IT — 1 July 2016

IT Hero: Kim MacGillavry, VP of Customer Experience, DHL Freight

After cutting his teeth in product and brand management roles in a number of multinational firms, Kim MacGillavry joined DHL Freight, based in Bonn, Germany. Over the last 15 years, Kim has worked his way up the business and has been responsible for DHL’s customer experience transformation – successfully differentiating itself from the competition in an increasingly commoditised market.

He puts success down to the need to start with people, and not processes, in creating a customer adaptive business.

In your experience, tell us why feedback from customers and employees is so important when implementing new technology solutions.

The key challenge when investing in technology is to stay focussed on your goal. If companies took a critical look at their IT projects and stopped those which don’t either help employees do their jobs, or contribute to better customer experience, my guess is that there would be a lot fewer projects to work on.

Technology takes on a life of its own and companies can get lost in the minutiae of technicalities and business cases – and lose focus. Making sure that customer and employee needs are voiced from conception right up to deployment is common sense but not common practice. Building the VOC (voice of the customer) and VOE (voice of the employee) into the decision making process, not only helps you focus on what truly matters, but also ensures minimal scope creep.

Commonly IT projects are deployed with an excess of features which overcomplicate development and aren’t used in the end anyway. Similarly, project teams get carried away and develop tools with more features and sophistication than the users are able to handle.

What technology have you invested in to improve customer experience at DHL, and what were your reasons?

In a logistics business, improving the customer experience is complex because the end-to-end customer journey is so varied. Customers have multiple interactions with different employees and the front line team can’t resolve things alone.

This has pros and cons: on the one hand, it gives us lots of opportunities to connect with customers to influence their experience, which consumer businesses find much harder – but on the other hand, it’s a massive challenge to create a consistent customer experience: each step of the journey needs to be perfect to prevent weak links destroying the whole experience.

So we took the bold move to put in place all the different IT technology required along the customer journey to ensure a perfect end-to-end experience. To make this seamless, all these tools need to be fully integrated. Usually companies prefer to implement one application at a time – that’s fine if the objective is to improve one particular interaction. In our industry though, that won’t have a measurable impact on customer perception. If you want to improve satisfaction and loyalty, you need to make the whole journey work at once.

At the same time, it becomes essential to also hardwire the back-end processes because unless these work, and are supported by an engaged workforce who are willing to follow customer centric processes, any investment in technology is unlikely to have the desired effect. It’s a huge project, but connecting all the dots by integrating front and back end processes and tools is the key to success.

How did you begin this process, and how did you ensure success?

In the run up to making the larger investments, and – crucially – before making any organisational changes, we tested the basic processes in the field. Under the banner “Making the first move”, an initiative was started which replicated the target processes using legacy systems. This was a great way to learn and refine the programme before going full scale and making bigger commitments. We measured both customer and employee perceptions before and after, and ran the initiative for two consecutive years.

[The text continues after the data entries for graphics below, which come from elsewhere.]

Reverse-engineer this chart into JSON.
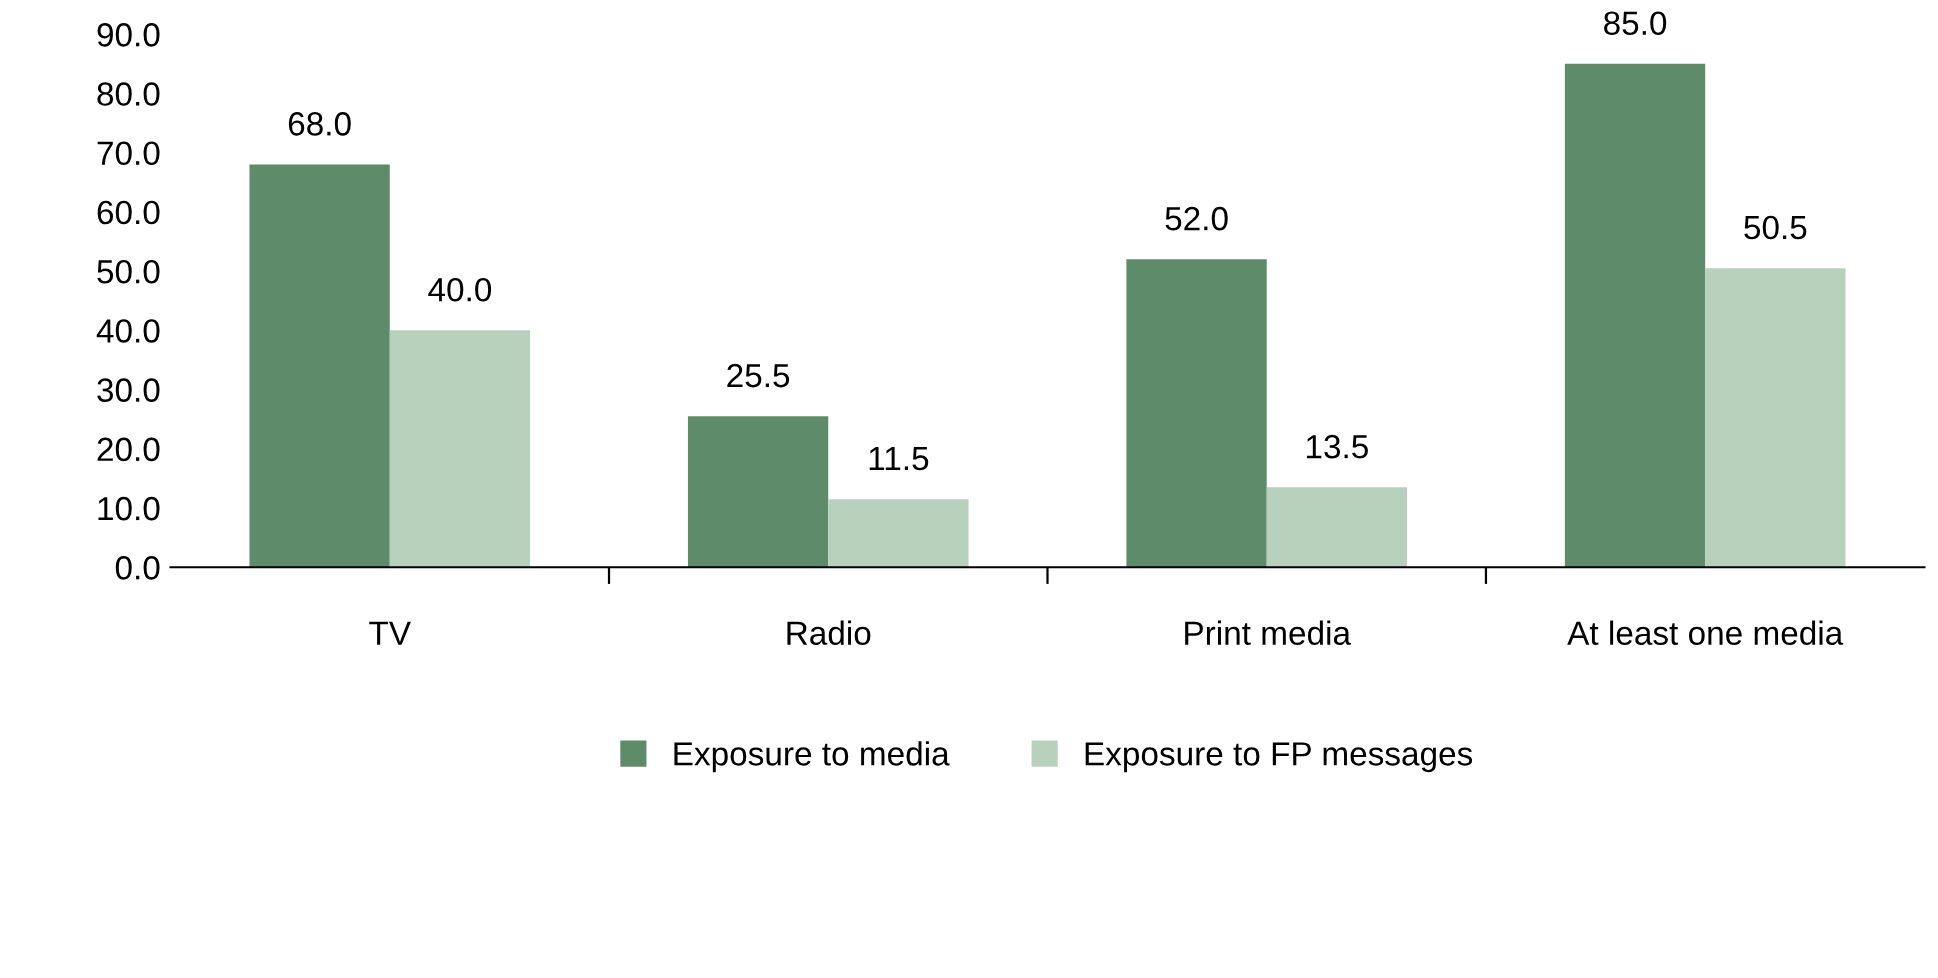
{
  "chart_data": {
    "type": "bar",
    "categories": [
      "TV",
      "Radio",
      "Print media",
      "At least one media"
    ],
    "series": [
      {
        "name": "Exposure to media",
        "color": "#5e8c6a",
        "values": [
          68.0,
          25.5,
          52.0,
          85.0
        ],
        "value_labels": [
          "68.0",
          "25.5",
          "52.0",
          "85.0"
        ]
      },
      {
        "name": "Exposure to FP messages",
        "color": "#b8d1bd",
        "values": [
          40.0,
          11.5,
          13.5,
          50.5
        ],
        "value_labels": [
          "40.0",
          "11.5",
          "13.5",
          "50.5"
        ]
      }
    ],
    "ylim": [
      0,
      90
    ],
    "yticks": [
      {
        "value": 0,
        "label": "0.0"
      },
      {
        "value": 10,
        "label": "10.0"
      },
      {
        "value": 20,
        "label": "20.0"
      },
      {
        "value": 30,
        "label": "30.0"
      },
      {
        "value": 40,
        "label": "40.0"
      },
      {
        "value": 50,
        "label": "50.0"
      },
      {
        "value": 60,
        "label": "60.0"
      },
      {
        "value": 70,
        "label": "70.0"
      },
      {
        "value": 80,
        "label": "80.0"
      },
      {
        "value": 90,
        "label": "90.0"
      }
    ],
    "grid": false,
    "legend": "bottom"
  }
}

The results were hugely encouraging. Customer engagement shot up, as did employee engagement both in Customer Services as well as other departments that CS collaborated with. A lot of customers gave praise to specific people and that simple recognition was both evidence that the experience was memorable as well as hugely gratifying and encouraging to those individual employees.

What advice or tips would you give other companies wanting to invest in new technologies to transform CX?

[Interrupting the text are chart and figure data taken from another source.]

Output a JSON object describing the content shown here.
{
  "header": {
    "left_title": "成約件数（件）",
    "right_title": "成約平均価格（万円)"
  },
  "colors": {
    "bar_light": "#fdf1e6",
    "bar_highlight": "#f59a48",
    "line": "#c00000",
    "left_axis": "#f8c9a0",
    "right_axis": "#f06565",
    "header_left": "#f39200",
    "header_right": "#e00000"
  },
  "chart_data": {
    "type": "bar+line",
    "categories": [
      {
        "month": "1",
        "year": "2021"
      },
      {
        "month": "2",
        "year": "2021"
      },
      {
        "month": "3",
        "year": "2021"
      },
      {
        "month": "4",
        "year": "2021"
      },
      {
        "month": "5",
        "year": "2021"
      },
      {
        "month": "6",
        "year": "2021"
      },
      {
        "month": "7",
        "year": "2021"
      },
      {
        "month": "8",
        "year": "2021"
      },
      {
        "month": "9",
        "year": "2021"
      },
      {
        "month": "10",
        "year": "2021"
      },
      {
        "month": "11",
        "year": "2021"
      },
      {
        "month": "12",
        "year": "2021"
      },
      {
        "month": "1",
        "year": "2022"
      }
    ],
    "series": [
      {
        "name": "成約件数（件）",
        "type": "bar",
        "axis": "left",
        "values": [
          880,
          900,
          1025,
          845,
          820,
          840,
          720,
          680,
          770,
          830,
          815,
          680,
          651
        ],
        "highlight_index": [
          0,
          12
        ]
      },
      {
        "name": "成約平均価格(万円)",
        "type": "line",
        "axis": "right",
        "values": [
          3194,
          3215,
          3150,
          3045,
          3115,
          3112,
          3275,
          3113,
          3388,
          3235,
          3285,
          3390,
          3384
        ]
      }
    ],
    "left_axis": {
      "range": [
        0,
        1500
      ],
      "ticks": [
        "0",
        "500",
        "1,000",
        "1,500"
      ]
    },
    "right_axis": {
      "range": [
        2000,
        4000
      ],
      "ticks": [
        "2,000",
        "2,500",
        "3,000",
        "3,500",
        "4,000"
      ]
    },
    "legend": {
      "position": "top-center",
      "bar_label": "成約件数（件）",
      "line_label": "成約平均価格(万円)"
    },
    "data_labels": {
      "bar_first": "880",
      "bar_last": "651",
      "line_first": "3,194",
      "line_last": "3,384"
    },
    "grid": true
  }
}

To get everyone on board, you need a committed leadership team, a customer centric culture throughout the company, and collaboration across departments. Without each of these three things, technology will have no effect.

Technology cannot make managers better leaders, but it can encourage better collaboration which can result in employees being more engaged. My suggestion to any company embarking on a CX journey is to test the maturity of your organisation along these lines before even considering any investment. At the end of the day, your people create the experience, not your technology.